Methods: This mixed-methods, prospective cross-institutional demonstration study was designed to evaluate implementation of CGS in the care of patients with advanced cancer. DNA sequencing was undertaken on formalin-fixed paraffin-embedded tumor and matched blood was completed with the Peter MacCallum Cancer Centre Comprehensive Cancer Panel; 391 genes via central laboratory. Oncologists performed consent and result delivery. Patients completed pre- and post-test surveys, including validated and study-specific questions and, if eligible, semistructured interviews. Qualitative interviews were undertaken with study clinicians to evaluate processes.
Results: One hundred ninety-nine (63%) had ≥1 finding with the potential to affect management, including 172 (55%) whose finding could affect their treatment options, 25 (8%) whose test led to the resolution of diagnostic ambiguity, and 49 (16%) with a pathogenic germline variant. In 6-month follow-up, 50 (16%) participants had their subsequent therapy changed on the basis of their CGS results. Two hundred ninety-three (88% of adult patients) completed surveys at three time points. At consent, patients cited multifaceted value in testing, showed good understanding of basic concepts, but most (69%) overestimated the likelihood of result-led change. Post-test patients remained consistently satisfied with accessing CGS. 21% struggled with understanding results but there were low levels of decisional regret after participation (89% had nil/mild regret). Clinicians cited collaboration and communication as critical to delivery.

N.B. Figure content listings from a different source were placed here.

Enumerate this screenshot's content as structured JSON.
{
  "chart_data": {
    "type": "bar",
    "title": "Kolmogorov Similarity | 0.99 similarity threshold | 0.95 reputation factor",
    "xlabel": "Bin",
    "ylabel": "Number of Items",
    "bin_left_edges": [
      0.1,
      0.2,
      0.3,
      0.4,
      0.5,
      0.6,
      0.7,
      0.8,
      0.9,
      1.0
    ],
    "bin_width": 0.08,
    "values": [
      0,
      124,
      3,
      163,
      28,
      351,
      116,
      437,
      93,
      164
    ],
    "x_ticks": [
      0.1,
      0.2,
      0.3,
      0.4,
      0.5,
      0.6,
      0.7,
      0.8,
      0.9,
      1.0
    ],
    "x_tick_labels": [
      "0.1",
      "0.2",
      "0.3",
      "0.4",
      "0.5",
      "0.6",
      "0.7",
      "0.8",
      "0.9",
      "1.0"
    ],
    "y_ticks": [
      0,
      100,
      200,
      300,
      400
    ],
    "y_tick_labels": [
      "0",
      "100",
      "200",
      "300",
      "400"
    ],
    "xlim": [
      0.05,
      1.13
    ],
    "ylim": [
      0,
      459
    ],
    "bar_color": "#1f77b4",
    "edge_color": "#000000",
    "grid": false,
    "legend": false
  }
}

Conclusion: Patients undergoing CGS are generally satisfied and place value on its use beyond potential therapeutic benefit. Our results suggest that to improve test utility and delivery of CGS with value to patients and investing institutions, focus must be placed on addressing the additional barriers to its wider implications including efforts to improve process efficiencies, clinician genomic literacy, and decision-making support.